На зов тотчас явился огромный детина, расплывшийся в широчайшей улыбке, едва завидел в карете рядом с барином хорошенькое дамское личико. И от его улыбки Ольге стало дурно.
— Ты вот что, Григорий, — приказал Корф, — веди гостью в дом да проследи, чтобы Варвара отвела ей комнату получше. И глаз с нее не спускать!
— С Варвары? — не понял Григорий.
— С дамы! — с напускной грубостью поправил его Корф и рассмеялся. — Чувствуйте себя, как дома, сударыня.
— А я надеялась, что нашла в вас понимание. Родную душу, — Ольга попыталась спрыгнуть из кареты вслед за Корфом, но Григорий обхватил ее за талию, торжественно снял с подножки и поставил на землю.
Ольга брезгливо отряхнулась и гордо взглянула на Владимира.
— Куда прикажете идти?
— Советую прямо в столовую, — усмехнулся Корф. — Уверен, Варварина стряпня вернет вам вкус к жизни.
— А знаете, что я думаю о вас?
— Не уверен, что хочу это слышать.
— И все-таки послушайте… Вы сказали, что ваша любовь к Анне в прошлом, но на самом деле вы забыли ее так же, как я забыла Александра.
Сказав это, Ольга отвернулась от Корфа и вошла в дом.
Нельзя сказать, что Владимир был потрясен этим откровением. Он прекрасно сам давно осознавал силу своего чувства к Анне, но позволить ему управлять собой? Никогда! Это женщины могут разрешить себе зависеть от минутных капризов и неуправляемых страстей. Он не допустит, чтобы какие-то иные чувства, кроме офицерской чести и верности Отечеству, руководили его поступками. Он дворянин и хозяин своей жизни. И никаким прелестным глазкам не удастся заставить его подчиниться. Нет, нет и нет!..
Удостоверившись, что все его указания исполнены и Ольга, отужинав с ним, осталась в отведенной ей комнате, Корф решил сопроводить Дмитрия, успевшего постоловаться у Варвары на кухне. Владимир не хотел, дабы между ним и Андреем возникли недоразумения из-за того, как и по какой причине Калиновская оказалась в его имении.
Приехав к Долгоруким, он первым делом натолкнулся на Лизу — она выходила из гостиной, встревоженная и как будто немного не в себе. Завидев Корфа, Лиза вздрогнула и принялась грубить.
— Господин Корф наконец-то почтил меня своим вниманием! Неужели я вам интересна, как и ваша крепостная возлюбленная?
— Зачем вы так, Лиза? — побледнел Корф. — Вы всегда мне интересны.
— Но все же не настолько, чтобы жениться на мне?
— Вы сами отказали мне, когда я сделал вам предложение.
— Стыдитесь, Владимир!
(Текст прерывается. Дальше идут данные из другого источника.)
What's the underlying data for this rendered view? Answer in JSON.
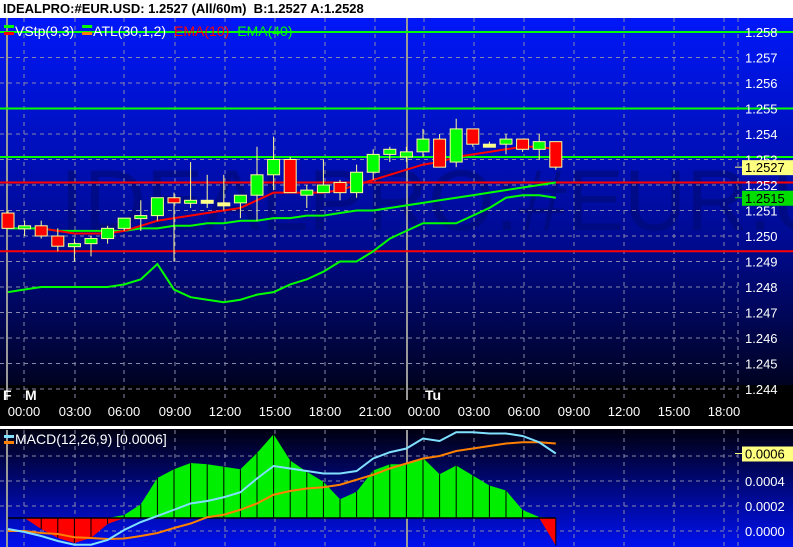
{
  "title": "IDEALPRO:#EUR.USD: 1.2527 (All/60m)  B:1.2527 A:1.2528",
  "watermark": "IDEALPRO:#EUR.USD",
  "legend": [
    {
      "label": "VStp(9,3)",
      "color": "#ffffff",
      "swatch_top": "#00ff00",
      "swatch_bottom": "#ff0000"
    },
    {
      "label": "ATL(30,1,2)",
      "color": "#ffffff",
      "swatch_top": "#00ff00",
      "swatch_bottom": "#ff8000"
    },
    {
      "label": "EMA(10)",
      "color": "#ff0000"
    },
    {
      "label": "EMA(40)",
      "color": "#00ff00"
    }
  ],
  "colors": {
    "up": "#00ff00",
    "down": "#ff0000",
    "doji": "#ffff80",
    "wick": "#ffff99",
    "ema10": "#ff0000",
    "ema40": "#00ff00",
    "vstp": "#00ff00",
    "macd": "#80e0ff",
    "signal": "#ff8000",
    "hist_pos": "#00ee00",
    "hist_neg": "#ff0000"
  },
  "price_axis": {
    "min": 1.244,
    "max": 1.258,
    "ticks": [
      "1.258",
      "1.257",
      "1.256",
      "1.255",
      "1.254",
      "1.253",
      "1.252",
      "1.251",
      "1.250",
      "1.249",
      "1.248",
      "1.247",
      "1.246",
      "1.245",
      "1.244"
    ]
  },
  "horizontal_lines": [
    {
      "price": 1.258,
      "color": "#00ff00"
    },
    {
      "price": 1.255,
      "color": "#00ff00"
    },
    {
      "price": 1.2531,
      "color": "#00ff00"
    },
    {
      "price": 1.2521,
      "color": "#ff0000"
    },
    {
      "price": 1.2494,
      "color": "#ff0000"
    }
  ],
  "price_tags": [
    {
      "label": "1.2527",
      "price": 1.2527,
      "bg": "#ffff80"
    },
    {
      "label": "1.2515",
      "price": 1.2515,
      "bg": "#00dd00"
    }
  ],
  "time_axis": {
    "day_labels": [
      {
        "label": "F",
        "hour": -1
      },
      {
        "label": "M",
        "hour": 0.4
      },
      {
        "label": "Tu",
        "hour": 24.6
      }
    ],
    "labels": [
      "00:00",
      "03:00",
      "06:00",
      "09:00",
      "12:00",
      "15:00",
      "18:00",
      "21:00",
      "00:00",
      "03:00",
      "06:00",
      "09:00",
      "12:00",
      "15:00",
      "18:00"
    ]
  },
  "candles": [
    [
      1.2509,
      1.251,
      1.2503,
      1.2503
    ],
    [
      1.2503,
      1.2506,
      1.25,
      1.2504
    ],
    [
      1.2504,
      1.2506,
      1.2499,
      1.25
    ],
    [
      1.25,
      1.2503,
      1.2494,
      1.2496
    ],
    [
      1.2496,
      1.2499,
      1.249,
      1.2497
    ],
    [
      1.2497,
      1.25,
      1.2492,
      1.2499
    ],
    [
      1.2499,
      1.2504,
      1.2497,
      1.2503
    ],
    [
      1.2503,
      1.2507,
      1.2502,
      1.2507
    ],
    [
      1.2507,
      1.2514,
      1.2502,
      1.2508
    ],
    [
      1.2508,
      1.2515,
      1.2506,
      1.2515
    ],
    [
      1.2515,
      1.2517,
      1.249,
      1.2513
    ],
    [
      1.2513,
      1.2529,
      1.2511,
      1.2514
    ],
    [
      1.2514,
      1.2524,
      1.2511,
      1.2514
    ],
    [
      1.2513,
      1.2524,
      1.251,
      1.2513
    ],
    [
      1.2513,
      1.2516,
      1.2507,
      1.2516
    ],
    [
      1.2516,
      1.2535,
      1.2506,
      1.2524
    ],
    [
      1.2524,
      1.2539,
      1.2518,
      1.253
    ],
    [
      1.253,
      1.2531,
      1.2517,
      1.2517
    ],
    [
      1.2516,
      1.252,
      1.2511,
      1.2518
    ],
    [
      1.2517,
      1.253,
      1.2517,
      1.252
    ],
    [
      1.2521,
      1.2522,
      1.2514,
      1.2517
    ],
    [
      1.2517,
      1.2528,
      1.2515,
      1.2525
    ],
    [
      1.2525,
      1.2534,
      1.2522,
      1.2532
    ],
    [
      1.2532,
      1.2535,
      1.2529,
      1.2534
    ],
    [
      1.2531,
      1.2535,
      1.2529,
      1.2533
    ],
    [
      1.2533,
      1.2542,
      1.2531,
      1.2538
    ],
    [
      1.2538,
      1.254,
      1.2528,
      1.2527
    ],
    [
      1.2529,
      1.2546,
      1.2527,
      1.2542
    ],
    [
      1.2542,
      1.2542,
      1.2535,
      1.2536
    ],
    [
      1.2536,
      1.2537,
      1.2535,
      1.2536
    ],
    [
      1.2536,
      1.254,
      1.2532,
      1.2538
    ],
    [
      1.2538,
      1.2538,
      1.2533,
      1.2534
    ],
    [
      1.2534,
      1.254,
      1.253,
      1.2537
    ],
    [
      1.2537,
      1.2537,
      1.2526,
      1.2527
    ]
  ],
  "ema10": [
    null,
    null,
    1.2503,
    1.2502,
    1.2501,
    1.2501,
    1.2501,
    1.2502,
    1.2504,
    1.2506,
    1.2507,
    1.2508,
    1.2509,
    1.251,
    1.2511,
    1.2514,
    1.2517,
    1.2517,
    1.2517,
    1.2517,
    1.2518,
    1.252,
    1.2522,
    1.2524,
    1.2526,
    1.2528,
    1.2529,
    1.2531,
    1.2532,
    1.2533,
    1.2534,
    1.2535,
    1.2535,
    1.2534
  ],
  "ema40": [
    1.2503,
    1.2503,
    1.2503,
    1.2502,
    1.2502,
    1.2502,
    1.2502,
    1.2502,
    1.2503,
    1.2503,
    1.2504,
    1.2504,
    1.2505,
    1.2505,
    1.2506,
    1.2506,
    1.2507,
    1.2507,
    1.2508,
    1.2508,
    1.2509,
    1.251,
    1.251,
    1.2511,
    1.2512,
    1.2513,
    1.2514,
    1.2515,
    1.2516,
    1.2517,
    1.2518,
    1.2519,
    1.252,
    1.2521
  ],
  "vstp": [
    1.2478,
    1.2479,
    1.248,
    1.248,
    1.248,
    1.248,
    1.248,
    1.2481,
    1.2483,
    1.2489,
    1.2479,
    1.2476,
    1.2475,
    1.2474,
    1.2475,
    1.2477,
    1.2478,
    1.2481,
    1.2483,
    1.2486,
    1.249,
    1.249,
    1.2494,
    1.2499,
    1.2502,
    1.2505,
    1.2505,
    1.2505,
    1.2508,
    1.2511,
    1.2515,
    1.2516,
    1.2516,
    1.2515
  ],
  "macd_panel": {
    "legend": "MACD(12,26,9)  [0.0006]",
    "ticks": [
      "0.0006",
      "0.0004",
      "0.0002",
      "0.0000"
    ],
    "tick_values": [
      0.0006,
      0.0004,
      0.0002,
      0.0
    ],
    "tag": {
      "label": "0.0006",
      "value": 0.00062
    },
    "macd": [
      1.6e-05,
      -8e-06,
      -4e-05,
      -8e-05,
      -0.00011,
      -0.00011,
      -7.2e-05,
      8e-06,
      7.2e-05,
      0.00012,
      0.00017,
      0.00022,
      0.00024,
      0.00027,
      0.00031,
      0.00042,
      0.00052,
      0.0005,
      0.00048,
      0.00046,
      0.00046,
      0.00048,
      0.00058,
      0.00063,
      0.00066,
      0.00074,
      0.00072,
      0.00079,
      0.00079,
      0.00078,
      0.00078,
      0.00076,
      0.00071,
      0.00062
    ],
    "signal": [
      0,
      0,
      -1.6e-05,
      -2.4e-05,
      -5e-05,
      -5.6e-05,
      -6.4e-05,
      -6e-05,
      -4e-05,
      -1.6e-05,
      2.4e-05,
      6e-05,
      0.00011,
      0.00013,
      0.00017,
      0.00022,
      0.00029,
      0.00032,
      0.00034,
      0.00035,
      0.00037,
      0.00041,
      0.00045,
      0.0005,
      0.00054,
      0.00058,
      0.0006,
      0.00064,
      0.00066,
      0.00068,
      0.0007,
      0.00071,
      0.00071,
      0.0007
    ],
    "histogram": [
      0,
      0,
      -8.8e-05,
      -0.00016,
      -0.0002,
      -0.00016,
      -4.8e-05,
      2.4e-05,
      0.00011,
      0.00032,
      0.00039,
      0.00044,
      0.00043,
      0.00041,
      0.00039,
      0.00052,
      0.00067,
      0.00046,
      0.00037,
      0.00029,
      0.00015,
      0.00021,
      0.00038,
      0.00043,
      0.00043,
      0.00048,
      0.00035,
      0.00042,
      0.00034,
      0.00026,
      0.00022,
      6.4e-05,
      8e-06,
      -0.00022
    ]
  }
}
Тогда вы думали только о том, чтобы спасти свое имение. И это мое счастье, что я не ответила вам согласием. Я видеть вас больше не могу! Я прокляла все, что связано с вами. Тот день, когда я полюбила вас, когда ждала свадьбы… Вы сломали мне жизнь!
— Елизавета Петровна, не стоит винить во всех бедах других людей! Да, мы были близки, мы любили друг друга. Но, к сожалению, все изменилось. И прежнее увлечение…
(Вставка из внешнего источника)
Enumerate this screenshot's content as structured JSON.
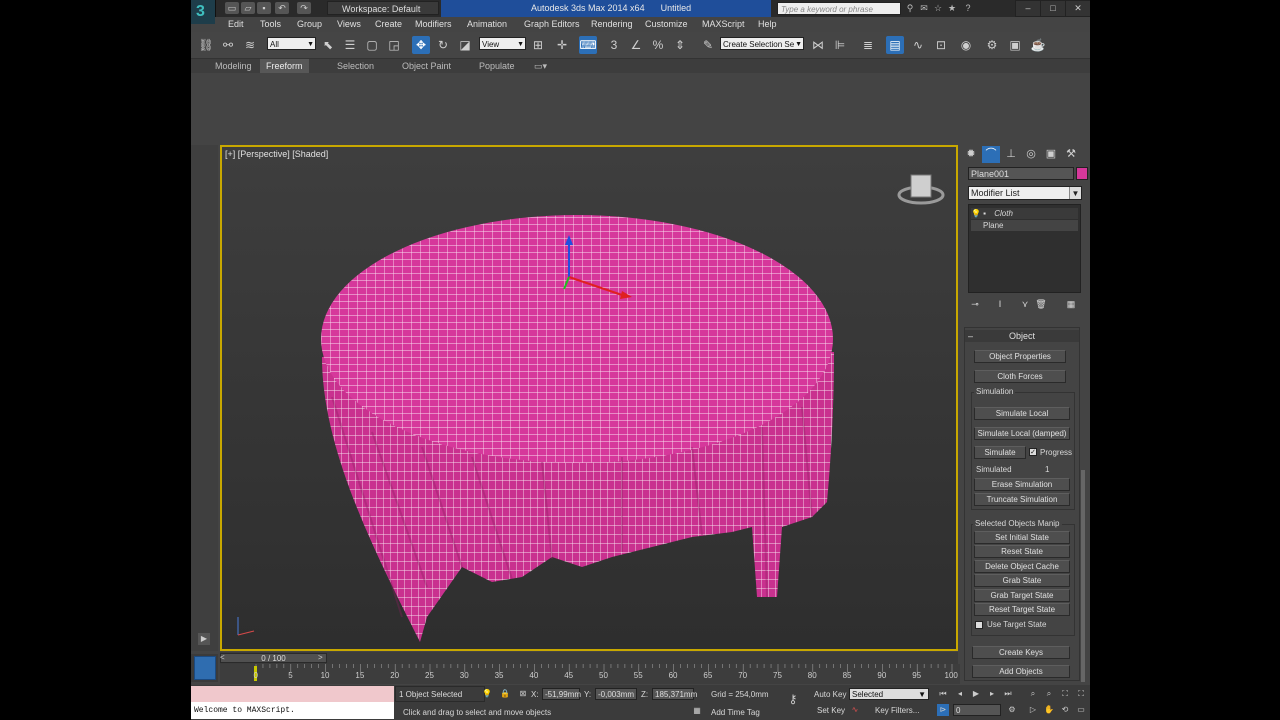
{
  "titlebar": {
    "workspace": "Workspace: Default",
    "app_title": "Autodesk 3ds Max  2014 x64",
    "doc_title": "Untitled",
    "search_placeholder": "Type a keyword or phrase"
  },
  "menu": [
    "Edit",
    "Tools",
    "Group",
    "Views",
    "Create",
    "Modifiers",
    "Animation",
    "Graph Editors",
    "Rendering",
    "Customize",
    "MAXScript",
    "Help"
  ],
  "toolbar": {
    "selection_filter": "All",
    "ref_coord": "View",
    "named_selection": "Create Selection Se"
  },
  "ribbon_tabs": [
    "Modeling",
    "Freeform",
    "Selection",
    "Object Paint",
    "Populate"
  ],
  "ribbon_active": "Freeform",
  "viewport": {
    "label": "[+] [Perspective] [Shaded]",
    "cloth_color": "#d6389b",
    "border_color": "#c8a800"
  },
  "command_panel": {
    "object_name": "Plane001",
    "object_color": "#d6389b",
    "modifier_list": "Modifier List",
    "stack": [
      "Cloth",
      "Plane"
    ],
    "rollout_title": "Object",
    "object_properties": "Object Properties",
    "cloth_forces": "Cloth Forces",
    "simulation_group": "Simulation",
    "simulate_local": "Simulate Local",
    "simulate_local_damped": "Simulate Local (damped)",
    "simulate": "Simulate",
    "progress": "Progress",
    "simulated_label": "Simulated",
    "simulated_value": "1",
    "erase_simulation": "Erase Simulation",
    "truncate_simulation": "Truncate Simulation",
    "selected_group": "Selected Objects Manip",
    "set_initial_state": "Set Initial State",
    "reset_state": "Reset State",
    "delete_object_cache": "Delete Object Cache",
    "grab_state": "Grab State",
    "grab_target_state": "Grab Target State",
    "reset_target_state": "Reset Target State",
    "use_target_state": "Use Target State",
    "create_keys": "Create Keys",
    "add_objects": "Add Objects"
  },
  "timeline": {
    "frame": "0 / 100",
    "ticks": [
      "0",
      "5",
      "10",
      "15",
      "20",
      "25",
      "30",
      "35",
      "40",
      "45",
      "50",
      "55",
      "60",
      "65",
      "70",
      "75",
      "80",
      "85",
      "90",
      "95",
      "100"
    ]
  },
  "status": {
    "maxscript": "Welcome to MAXScript.",
    "selection": "1 Object Selected",
    "prompt": "Click and drag to select and move objects",
    "x_label": "X:",
    "x": "-51,99mm",
    "y_label": "Y:",
    "y": "-0,003mm",
    "z_label": "Z:",
    "z": "185,371mm",
    "grid": "Grid = 254,0mm",
    "add_time_tag": "Add Time Tag",
    "auto_key": "Auto Key",
    "set_key": "Set Key",
    "key_mode": "Selected",
    "key_filters": "Key Filters...",
    "frame_field": "0"
  }
}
— Так я была для вас лишь увлечением? Жаль, что не знала этого раньше… Вы больше не существуете для меня. Прощайте!
— Постойте, Лиза, — растерялся Корф. — Я не это хотел сказать… Вы все не правильно поняли!
— С меня довольно ваших объяснений! Все они привели только к тому, что я стала ненавидеть вас. И даже сильнее, чем Забалуева.
Корф пытался остановить ее, но она вырвалась и убежала.
— Владимир? — на шум из гостиной показался Андрей. — Что ты делаешь здесь? Проходи!
— Я ненадолго. Ты не знаешь, что случилось с Лизой?
— Мне трудно ее понять. Она становится все более неуправляемой. Эта неудача с Забалуевым…
— О чем ты говоришь?
— О письме из канцелярии императора. Нам отказано в просьбе о разводе. И вчера судья оправдал Забалуева по всем статьям. Все выглядело так, как будто ему приказали это сделать. Мы ничему не могли помешать. Слава Богу, что судья не решился предъявить обвинение и отцу. Лиза очень переживает.
— Я так виноват перед ней, — сокрушался Корф, — но, поверь, я не клялся ей в любви и верности до гроба.
— Думаю, ты вообще не способен на такой подвиг, — усмехнулся Андрей. — И все же ты не сказал, что привело тебя сюда…
— Хочу уведомить тебя, что сегодня я случайно предотвратил одно самоубийство. Это была Ольга Калиновская. Я привез ее к себе…
— Тебе мало прошлых неприятностей? После того, как я узнал, кто она, то велел ей немедленно уехать. Если она нарушила запрет императора, ее ищут.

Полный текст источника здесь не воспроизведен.